In [1]:
import spacy 
import string
from nltk.stem.porter import PorterStemmer

In [2]:
def get_text(file_name):
    """Reads a text file and returns the text as a string."""
    with open(file_name , "r",encoding="utf-8") as f:
        return f.read().strip()

get_text('doc.txt')

'Washington, DC CNN\n\nHome sales dropped in September to the lowest level in 13 years as surging interest rates and climbing home prices made buying a home unattainable for a growing share of would-be buyers.\n\nHistorically low inventory of homes for sale continued to push prices up and rates that crossed over 7% in August put a damper on sales, according to a monthly report from the National Association of Realtors.\n\nThe median price for existing homes — which include single-family homes, townhomes, condominiums and co-ops — was $394,300 last month. That was up 2.8% from a year ago and marked the third consecutive month of year-over-year price increases, setting a record high price for homes in September.

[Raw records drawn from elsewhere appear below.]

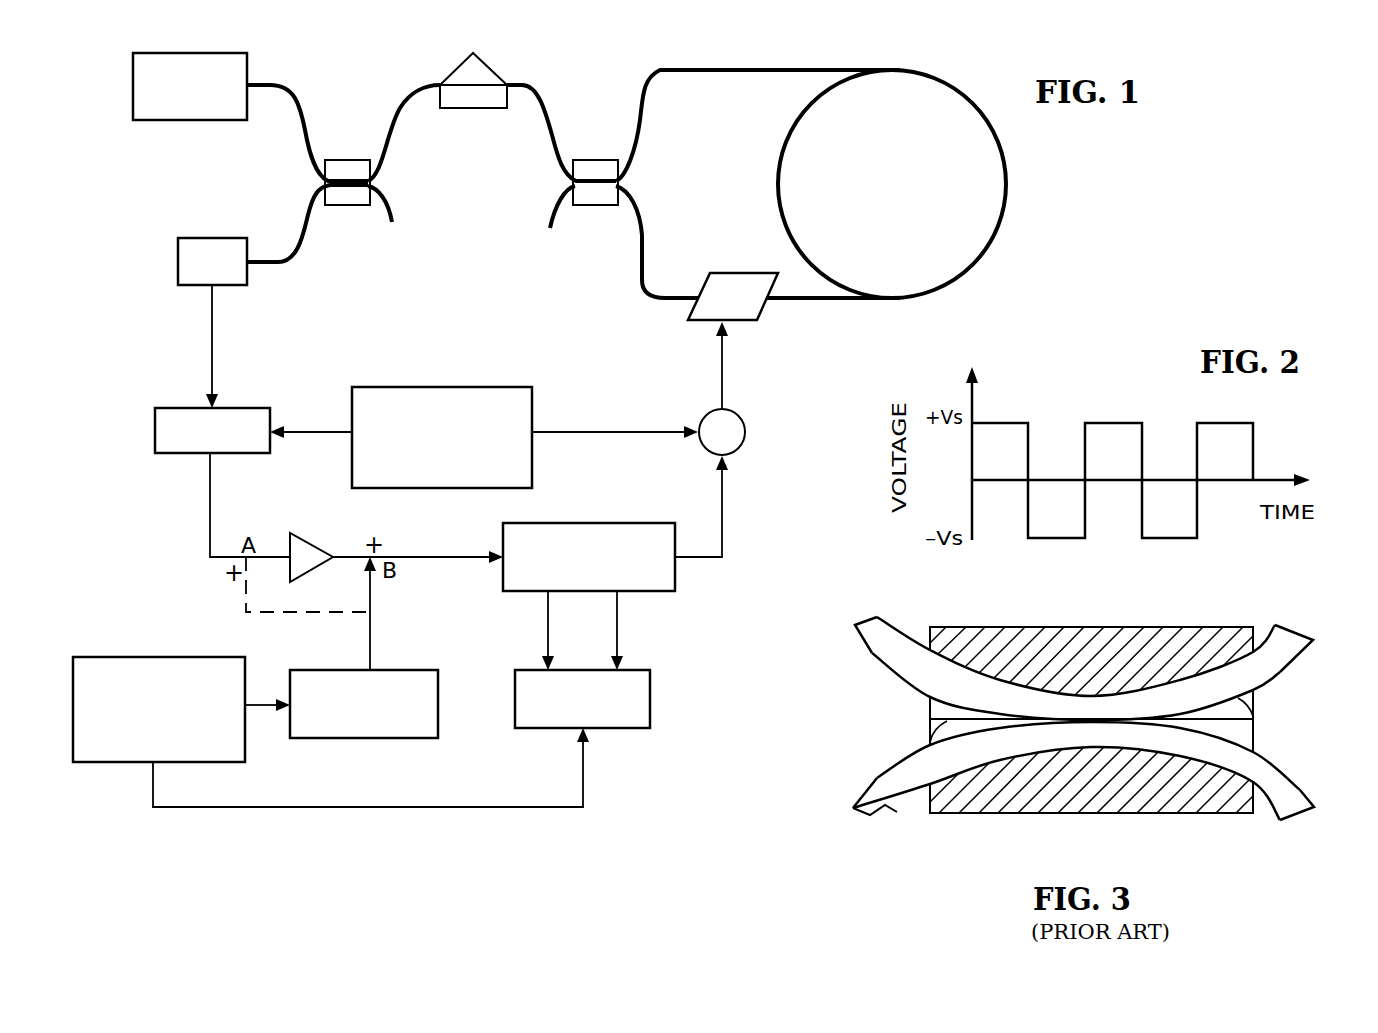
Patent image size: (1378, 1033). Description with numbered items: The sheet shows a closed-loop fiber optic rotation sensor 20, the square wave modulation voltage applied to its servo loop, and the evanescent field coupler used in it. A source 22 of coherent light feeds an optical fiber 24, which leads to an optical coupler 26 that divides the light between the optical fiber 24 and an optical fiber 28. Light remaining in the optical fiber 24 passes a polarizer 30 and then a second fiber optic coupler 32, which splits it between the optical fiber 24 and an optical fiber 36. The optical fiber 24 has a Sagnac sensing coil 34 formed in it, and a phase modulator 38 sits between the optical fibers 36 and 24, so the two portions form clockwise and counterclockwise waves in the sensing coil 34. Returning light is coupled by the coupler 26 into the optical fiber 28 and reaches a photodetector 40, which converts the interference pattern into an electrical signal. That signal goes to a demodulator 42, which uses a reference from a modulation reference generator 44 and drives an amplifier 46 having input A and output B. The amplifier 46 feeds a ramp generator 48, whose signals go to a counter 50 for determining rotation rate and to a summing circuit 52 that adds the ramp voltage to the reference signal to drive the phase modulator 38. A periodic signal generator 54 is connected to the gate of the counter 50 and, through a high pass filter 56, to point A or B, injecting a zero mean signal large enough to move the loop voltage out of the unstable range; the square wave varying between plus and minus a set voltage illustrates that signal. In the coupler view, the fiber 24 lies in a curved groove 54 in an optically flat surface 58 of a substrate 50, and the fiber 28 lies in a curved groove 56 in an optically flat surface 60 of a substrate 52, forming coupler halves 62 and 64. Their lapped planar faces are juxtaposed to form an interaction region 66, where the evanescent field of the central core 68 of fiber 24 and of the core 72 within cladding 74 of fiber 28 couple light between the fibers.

In FIG. 1, the fiber optic rotation sensor 20 is at (1142, 218).
In FIG. 1, the source 22 is at (150, 120).
In FIG. 1, the optical fiber 24 is at (262, 83).
In FIG. 3, the optical fiber 24 is at (862, 630).
In FIG. 1, the optical coupler 26 is at (348, 207).
In FIG. 1, the optical fiber 28 is at (297, 230).
In FIG. 3, the optical fiber 28 is at (872, 783).
In FIG. 1, the polarizer 30 is at (478, 108).
In FIG. 1, the second fiber optic coupler 32 is at (607, 207).
In FIG. 1, the Sagnac sensing coil 34 is at (1009, 190).
In FIG. 1, the optical fiber 36 is at (637, 250).
In FIG. 1, the phase modulator 38 is at (755, 272).
In FIG. 1, the photodetector 40 is at (225, 285).
In FIG. 1, the demodulator 42 is at (245, 453).
In FIG. 1, the modulation reference generator 44 is at (532, 440).
In FIG. 1, the amplifier 46 is at (318, 538).
In FIG. 1, the ramp generator 48 is at (603, 523).
In FIG. 1, the counter / substrate 50 is at (515, 705).
In FIG. 3, the counter / substrate 50 is at (1160, 627).
In FIG. 1, the summing circuit / substrate 52 is at (705, 412).
In FIG. 3, the summing circuit / substrate 52 is at (1165, 815).
In FIG. 1, the periodic signal generator / curved groove 54 is at (143, 657).
In FIG. 3, the periodic signal generator / curved groove 54 is at (1278, 660).
In FIG. 1, the high pass filter / curved groove 56 is at (392, 670).
In FIG. 3, the high pass filter / curved groove 56 is at (1258, 756).
In FIG. 3, the optically flat surface 58 is at (930, 742).
In FIG. 3, the optically flat surface 60 is at (1254, 714).
In FIG. 3, the coupler half 62 is at (1288, 878).
In FIG. 3, the coupler half 64 is at (964, 600).
In FIG. 3, the interaction region 66 is at (1079, 734).
In FIG. 3, the central core 68 is at (885, 655).
In FIG. 3, the core 72 is at (878, 812).
In FIG. 3, the cladding 74 is at (905, 800).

Prices rose in all four regions of the country, the Northeast, Midwest, South and the West, the NAR report found.\n\n“For the third straight month, home prices are up from a year ago, confirming the pressing need for more housing supply,” Lawrence Yun, NAR chief economist said.\n

In [3]:
def output_txt(file_name, text):
    """Writes the text to a file."""
    with open(file_name, "w",encoding="utf-8") as f:
        f.write(text)

In [4]:
def clean_text(input_file, output_file):
    # Load the spaCy model for English
    nlp = spacy.load("en_core_web_sm")
    text = get_text(input_file)

    # Convert the text to lowercase
    text = text.lower()

    # Process the lowercase text using spaCy
    doc = nlp(text)

    # Extract non-stop words, non-punctuation tokens, and lemmatized forms
    cleaned_text = " ".join(token.lemma_ for token in doc if not token.is_stop and token.text not in string.punctuation)

    # Removal of frequent words from the text
    word_count = cleaned_text.split()
    freq_words = ([word for word in word_count if word_count.count(word) > 8])
    cleaned_text = " ".join(word for word in cleaned_text.split() if word not in freq_words)

    # Removal of rare words
    word_count = cleaned_text.split()
    rare_words = ([word for word in word_count if word_count.count(word) == 1])
    cleaned_text = " ".join(word for word in cleaned_text.split() if word not in rare_words)

    # #stemming of words
    stemmer = PorterStemmer()
    cleaned_text = " ".join(stemmer.stem(word) for word in cleaned_text.split())

    # Save the cleaned and lemmatized text to the output file
    output_txt(output_file, cleaned_text)

In [5]:
input_file = "doc.txt"
output_file = "doc_cleaned.txt"
clean_text(input_file, output_file)